Das „Trio Tre“ kam aus Polen, hatte auf der Reise zum European Music Festival for Young People in Quickborn bei Bekannten Station gemacht und war bei der Gelegenheit der Einladung zur Eröffnungsfeier der Kreiskulturwoche ausgesprochen gern gefolgt, berichtete die erste Vorsitzende des Kreiskulturverbandes, Elke Ferro-Goldstein, die das Festprogramm moderierte. Die drei Jungen boten fröhliche und schwere Klassik sowie internationale Musik in Perfektion, ein absolutes Highlight in dem abwechslungsreichen Programm dieses Abends, das das Publikum sichtlich genoss.

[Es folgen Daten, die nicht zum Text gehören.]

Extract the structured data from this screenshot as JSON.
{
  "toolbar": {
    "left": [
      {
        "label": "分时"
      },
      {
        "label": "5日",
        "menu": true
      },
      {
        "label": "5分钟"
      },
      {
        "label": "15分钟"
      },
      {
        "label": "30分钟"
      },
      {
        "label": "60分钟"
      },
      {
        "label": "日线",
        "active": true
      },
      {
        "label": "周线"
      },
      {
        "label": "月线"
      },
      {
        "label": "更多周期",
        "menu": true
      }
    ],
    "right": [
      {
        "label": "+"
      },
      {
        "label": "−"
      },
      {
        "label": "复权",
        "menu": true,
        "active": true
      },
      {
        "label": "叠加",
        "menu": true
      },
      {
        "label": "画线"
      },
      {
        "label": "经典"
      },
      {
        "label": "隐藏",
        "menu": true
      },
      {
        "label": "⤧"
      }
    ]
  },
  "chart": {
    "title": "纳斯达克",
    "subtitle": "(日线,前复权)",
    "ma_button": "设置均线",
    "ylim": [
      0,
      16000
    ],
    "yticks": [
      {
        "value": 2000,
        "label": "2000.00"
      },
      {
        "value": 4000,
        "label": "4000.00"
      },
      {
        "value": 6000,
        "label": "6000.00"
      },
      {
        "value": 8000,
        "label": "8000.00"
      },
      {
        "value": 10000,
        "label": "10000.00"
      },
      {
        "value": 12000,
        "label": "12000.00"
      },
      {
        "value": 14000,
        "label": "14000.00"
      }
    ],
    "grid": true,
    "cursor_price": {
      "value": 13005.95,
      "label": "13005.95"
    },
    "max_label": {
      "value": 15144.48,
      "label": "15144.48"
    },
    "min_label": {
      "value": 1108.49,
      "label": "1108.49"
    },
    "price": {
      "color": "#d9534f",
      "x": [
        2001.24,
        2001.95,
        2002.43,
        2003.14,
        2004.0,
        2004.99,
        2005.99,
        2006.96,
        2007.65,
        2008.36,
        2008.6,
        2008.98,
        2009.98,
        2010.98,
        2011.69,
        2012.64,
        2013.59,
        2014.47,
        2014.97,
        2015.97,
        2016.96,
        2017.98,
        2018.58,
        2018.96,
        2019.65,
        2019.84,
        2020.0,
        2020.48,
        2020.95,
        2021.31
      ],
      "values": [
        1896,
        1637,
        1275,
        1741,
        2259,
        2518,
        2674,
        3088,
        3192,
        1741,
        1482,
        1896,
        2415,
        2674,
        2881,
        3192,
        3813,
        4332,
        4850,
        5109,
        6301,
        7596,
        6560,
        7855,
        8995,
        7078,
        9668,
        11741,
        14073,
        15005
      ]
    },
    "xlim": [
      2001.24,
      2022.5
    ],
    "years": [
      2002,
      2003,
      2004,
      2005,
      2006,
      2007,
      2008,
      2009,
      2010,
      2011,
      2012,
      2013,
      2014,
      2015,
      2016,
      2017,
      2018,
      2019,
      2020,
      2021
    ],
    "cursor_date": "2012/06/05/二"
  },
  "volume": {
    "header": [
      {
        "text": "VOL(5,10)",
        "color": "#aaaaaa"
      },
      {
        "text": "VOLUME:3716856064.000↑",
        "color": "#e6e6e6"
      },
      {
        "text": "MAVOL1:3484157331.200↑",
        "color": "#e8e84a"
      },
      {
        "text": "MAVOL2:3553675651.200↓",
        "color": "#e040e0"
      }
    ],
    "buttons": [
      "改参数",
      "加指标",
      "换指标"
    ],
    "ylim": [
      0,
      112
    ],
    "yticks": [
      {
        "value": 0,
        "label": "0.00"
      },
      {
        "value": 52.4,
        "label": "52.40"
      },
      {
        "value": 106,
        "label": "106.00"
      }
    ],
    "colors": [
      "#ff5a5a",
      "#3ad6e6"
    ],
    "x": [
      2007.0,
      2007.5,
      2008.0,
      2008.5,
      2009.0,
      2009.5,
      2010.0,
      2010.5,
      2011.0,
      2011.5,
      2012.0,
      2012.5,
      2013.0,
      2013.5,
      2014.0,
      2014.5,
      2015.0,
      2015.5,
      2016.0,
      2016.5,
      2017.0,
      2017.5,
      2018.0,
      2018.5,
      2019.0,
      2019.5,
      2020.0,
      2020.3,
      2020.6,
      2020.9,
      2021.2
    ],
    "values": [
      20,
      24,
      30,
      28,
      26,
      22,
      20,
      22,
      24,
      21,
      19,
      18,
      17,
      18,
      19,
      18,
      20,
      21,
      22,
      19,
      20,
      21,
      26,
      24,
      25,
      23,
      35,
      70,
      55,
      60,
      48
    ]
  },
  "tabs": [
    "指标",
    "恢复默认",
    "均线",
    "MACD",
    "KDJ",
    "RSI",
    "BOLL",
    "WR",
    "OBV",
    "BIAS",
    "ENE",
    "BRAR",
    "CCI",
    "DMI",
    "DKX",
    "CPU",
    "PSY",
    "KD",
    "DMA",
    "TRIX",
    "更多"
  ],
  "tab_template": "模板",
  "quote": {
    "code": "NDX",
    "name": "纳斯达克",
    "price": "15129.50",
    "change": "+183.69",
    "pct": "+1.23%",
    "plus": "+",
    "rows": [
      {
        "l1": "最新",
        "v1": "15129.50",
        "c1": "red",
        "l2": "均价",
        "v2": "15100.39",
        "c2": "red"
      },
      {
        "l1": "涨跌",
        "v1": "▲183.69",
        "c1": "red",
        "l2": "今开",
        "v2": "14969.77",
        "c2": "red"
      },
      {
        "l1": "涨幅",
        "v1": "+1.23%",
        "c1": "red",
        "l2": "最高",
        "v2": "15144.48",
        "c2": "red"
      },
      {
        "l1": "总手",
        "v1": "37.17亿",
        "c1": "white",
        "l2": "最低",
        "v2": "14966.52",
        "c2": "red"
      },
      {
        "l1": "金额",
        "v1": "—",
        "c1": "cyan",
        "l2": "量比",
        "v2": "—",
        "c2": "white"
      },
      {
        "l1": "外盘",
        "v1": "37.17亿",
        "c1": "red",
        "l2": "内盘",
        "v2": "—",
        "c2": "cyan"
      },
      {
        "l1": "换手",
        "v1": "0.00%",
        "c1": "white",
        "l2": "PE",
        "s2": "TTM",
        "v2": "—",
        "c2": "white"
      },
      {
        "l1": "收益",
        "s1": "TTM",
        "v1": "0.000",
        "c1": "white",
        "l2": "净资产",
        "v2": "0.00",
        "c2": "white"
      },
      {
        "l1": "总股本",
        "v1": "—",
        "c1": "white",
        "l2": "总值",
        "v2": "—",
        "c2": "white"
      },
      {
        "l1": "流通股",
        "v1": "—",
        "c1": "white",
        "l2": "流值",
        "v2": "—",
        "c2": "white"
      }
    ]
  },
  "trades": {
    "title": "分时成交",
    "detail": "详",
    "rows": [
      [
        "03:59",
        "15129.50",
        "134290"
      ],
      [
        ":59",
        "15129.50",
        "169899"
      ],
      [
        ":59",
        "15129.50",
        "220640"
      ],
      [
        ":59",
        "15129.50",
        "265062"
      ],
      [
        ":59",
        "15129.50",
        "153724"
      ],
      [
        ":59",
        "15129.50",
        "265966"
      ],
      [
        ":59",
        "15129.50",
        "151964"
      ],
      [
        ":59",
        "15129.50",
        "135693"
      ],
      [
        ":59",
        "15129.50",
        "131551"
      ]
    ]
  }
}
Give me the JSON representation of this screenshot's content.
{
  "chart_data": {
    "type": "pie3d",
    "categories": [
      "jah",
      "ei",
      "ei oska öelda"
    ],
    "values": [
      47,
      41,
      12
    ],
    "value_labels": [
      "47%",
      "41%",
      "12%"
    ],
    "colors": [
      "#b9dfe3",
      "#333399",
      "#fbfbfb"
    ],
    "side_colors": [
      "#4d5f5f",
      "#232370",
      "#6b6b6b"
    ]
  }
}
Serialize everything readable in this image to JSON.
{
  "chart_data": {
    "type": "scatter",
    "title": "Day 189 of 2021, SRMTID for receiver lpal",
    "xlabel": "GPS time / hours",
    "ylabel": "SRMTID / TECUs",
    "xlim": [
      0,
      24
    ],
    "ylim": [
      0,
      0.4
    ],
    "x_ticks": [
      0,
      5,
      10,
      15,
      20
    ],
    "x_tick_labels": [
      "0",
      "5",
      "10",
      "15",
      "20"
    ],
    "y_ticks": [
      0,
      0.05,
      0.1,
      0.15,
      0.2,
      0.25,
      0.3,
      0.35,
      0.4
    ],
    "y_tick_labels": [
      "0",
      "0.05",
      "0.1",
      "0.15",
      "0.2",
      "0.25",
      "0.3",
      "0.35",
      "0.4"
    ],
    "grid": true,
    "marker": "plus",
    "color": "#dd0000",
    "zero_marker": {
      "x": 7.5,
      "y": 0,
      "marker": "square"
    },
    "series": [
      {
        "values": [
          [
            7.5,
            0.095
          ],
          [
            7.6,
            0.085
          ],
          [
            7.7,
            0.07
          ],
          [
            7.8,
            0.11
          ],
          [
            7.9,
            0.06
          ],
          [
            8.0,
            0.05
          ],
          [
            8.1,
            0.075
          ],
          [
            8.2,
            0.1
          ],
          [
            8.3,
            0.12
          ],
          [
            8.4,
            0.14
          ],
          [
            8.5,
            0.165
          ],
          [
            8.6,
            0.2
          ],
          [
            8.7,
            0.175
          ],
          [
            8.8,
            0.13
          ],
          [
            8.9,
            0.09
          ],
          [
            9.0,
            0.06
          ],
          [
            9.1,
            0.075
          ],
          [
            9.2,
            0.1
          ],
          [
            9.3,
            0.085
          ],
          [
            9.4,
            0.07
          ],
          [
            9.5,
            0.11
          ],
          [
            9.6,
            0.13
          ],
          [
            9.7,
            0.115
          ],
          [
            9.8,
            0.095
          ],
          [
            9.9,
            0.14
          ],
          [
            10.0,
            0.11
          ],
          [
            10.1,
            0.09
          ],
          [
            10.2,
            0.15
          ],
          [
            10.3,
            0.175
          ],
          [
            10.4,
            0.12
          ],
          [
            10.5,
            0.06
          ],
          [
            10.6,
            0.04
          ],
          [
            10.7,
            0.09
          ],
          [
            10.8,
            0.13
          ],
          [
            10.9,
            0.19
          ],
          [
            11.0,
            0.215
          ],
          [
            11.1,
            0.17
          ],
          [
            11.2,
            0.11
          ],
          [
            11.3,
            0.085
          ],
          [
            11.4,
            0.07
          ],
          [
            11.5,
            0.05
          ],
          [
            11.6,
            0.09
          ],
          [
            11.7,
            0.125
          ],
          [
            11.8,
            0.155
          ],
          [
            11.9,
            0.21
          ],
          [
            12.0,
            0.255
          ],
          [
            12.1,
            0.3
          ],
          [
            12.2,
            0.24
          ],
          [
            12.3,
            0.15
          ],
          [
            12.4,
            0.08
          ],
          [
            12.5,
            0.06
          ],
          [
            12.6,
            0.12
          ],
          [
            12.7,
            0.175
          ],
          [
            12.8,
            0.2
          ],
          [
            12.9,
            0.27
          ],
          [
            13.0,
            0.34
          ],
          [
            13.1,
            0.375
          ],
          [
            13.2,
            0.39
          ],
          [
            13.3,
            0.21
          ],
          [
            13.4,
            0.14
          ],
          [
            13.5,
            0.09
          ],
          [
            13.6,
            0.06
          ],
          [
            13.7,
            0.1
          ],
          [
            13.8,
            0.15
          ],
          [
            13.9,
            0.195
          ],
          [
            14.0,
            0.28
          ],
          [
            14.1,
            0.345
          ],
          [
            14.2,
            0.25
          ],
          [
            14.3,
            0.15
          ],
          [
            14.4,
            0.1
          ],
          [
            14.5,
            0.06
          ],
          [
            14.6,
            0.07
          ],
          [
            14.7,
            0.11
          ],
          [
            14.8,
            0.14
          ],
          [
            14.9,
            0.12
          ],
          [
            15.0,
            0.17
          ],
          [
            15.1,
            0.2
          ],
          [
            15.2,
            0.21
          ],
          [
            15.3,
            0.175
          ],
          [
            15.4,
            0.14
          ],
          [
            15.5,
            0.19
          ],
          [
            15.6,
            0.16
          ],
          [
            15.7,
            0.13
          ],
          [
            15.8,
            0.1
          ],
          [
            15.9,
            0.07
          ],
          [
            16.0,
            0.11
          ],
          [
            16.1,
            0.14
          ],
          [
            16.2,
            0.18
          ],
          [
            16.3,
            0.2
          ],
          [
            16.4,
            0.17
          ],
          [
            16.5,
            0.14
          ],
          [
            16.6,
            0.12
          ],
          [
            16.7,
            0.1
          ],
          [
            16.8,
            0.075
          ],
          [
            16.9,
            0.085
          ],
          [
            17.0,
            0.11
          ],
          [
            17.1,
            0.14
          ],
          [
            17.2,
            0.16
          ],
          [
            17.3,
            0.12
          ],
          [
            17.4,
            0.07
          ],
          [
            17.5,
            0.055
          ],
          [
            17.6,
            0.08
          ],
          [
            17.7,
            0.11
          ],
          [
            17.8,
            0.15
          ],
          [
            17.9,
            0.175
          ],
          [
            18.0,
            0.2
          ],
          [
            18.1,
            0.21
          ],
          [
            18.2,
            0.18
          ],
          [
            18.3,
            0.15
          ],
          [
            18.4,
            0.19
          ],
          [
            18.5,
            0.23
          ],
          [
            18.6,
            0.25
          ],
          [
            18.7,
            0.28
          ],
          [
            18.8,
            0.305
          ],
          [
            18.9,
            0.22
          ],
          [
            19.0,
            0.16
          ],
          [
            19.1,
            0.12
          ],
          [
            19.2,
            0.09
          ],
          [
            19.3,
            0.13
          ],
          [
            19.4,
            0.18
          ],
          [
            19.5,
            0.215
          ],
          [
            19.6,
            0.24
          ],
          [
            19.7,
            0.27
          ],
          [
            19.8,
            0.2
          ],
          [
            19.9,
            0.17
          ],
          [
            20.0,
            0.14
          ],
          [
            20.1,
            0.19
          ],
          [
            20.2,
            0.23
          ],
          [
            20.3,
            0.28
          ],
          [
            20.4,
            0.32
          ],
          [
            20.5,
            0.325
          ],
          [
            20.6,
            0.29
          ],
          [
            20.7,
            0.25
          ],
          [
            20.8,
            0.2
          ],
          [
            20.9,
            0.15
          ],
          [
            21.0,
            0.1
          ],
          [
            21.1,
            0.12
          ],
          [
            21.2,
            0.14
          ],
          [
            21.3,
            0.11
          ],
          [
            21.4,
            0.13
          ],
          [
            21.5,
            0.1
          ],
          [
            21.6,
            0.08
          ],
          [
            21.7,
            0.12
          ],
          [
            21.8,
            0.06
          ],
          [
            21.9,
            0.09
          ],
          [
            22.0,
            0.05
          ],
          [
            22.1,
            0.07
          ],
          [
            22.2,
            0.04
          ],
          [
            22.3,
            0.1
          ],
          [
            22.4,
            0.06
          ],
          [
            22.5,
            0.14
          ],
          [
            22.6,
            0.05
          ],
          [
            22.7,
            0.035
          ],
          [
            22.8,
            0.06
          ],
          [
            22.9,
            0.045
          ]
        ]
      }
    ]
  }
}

Der Schirmherr der Veranstaltung, Burkhard E. Tiemann, hatte sich von der Abschiedsfeier für einen langjährigen Wehrführer in seinem Heimatort Kummerfeld losgeeist, um „zehn Tage kulturelles Feuerwerk“ zu eröffnen, eine Veranstaltung, die nicht elitär sei, sondern jeden erreichen möchte, so der Kreispräsident, und die der Kreis Pinneberg jetzt auch schon zum zehnten Mal mit Lesungen, Konzerten und geöffneten Ateliers von insgesamt 80 Kulturschaffenden durchführe.

Als Dankeschön und Anerkennung für die geleistete Arbeit überreichte er Kulturverbandsvorsitzenden Elke Ferro-Goldstein eine Urkunde für die geleistete Arbeit, die die vor allem im Namen ihres guten Teams annahm.

Spaß hatten die Anwesenden auch an einer satirischen Geschichte des Moorreger Autors Stefan Preck, der in seinem erfrischenden, unverkrampften Schreibstil über die mühsame Verabredung eines sensiblen Autors zu einer Lesung in einem Cafè berichtete.

Einen weiteren Augen- und Ohrenschmaus präsentierte der Komponist und Pianist Thomas Rahlfs, dessen überaus temperamentvollen musikalischen Kreationen von gewagten gymnastischen Übungen untermalt wurden, bei denen das Publikum gespannt war, wann der Komponist vom Klavierschemel fiel. Doch der blieb unfallfrei und genoss den Beifall. Bunt wurde es, als Edwin Zaft vom offenen Atelier Quickborn ein acht Meter langes Gemälde entrollte, das Besucher unter seiner Leitung gemeinsam bei der letzten Kreiskulturwoche in Seeth Eekholt zu Ehren von Professor Walter Arno geschaffen hatten und das zeigt, welches Potential in kunstinteressierten Menschen im Kreis Pinneberg schlummert.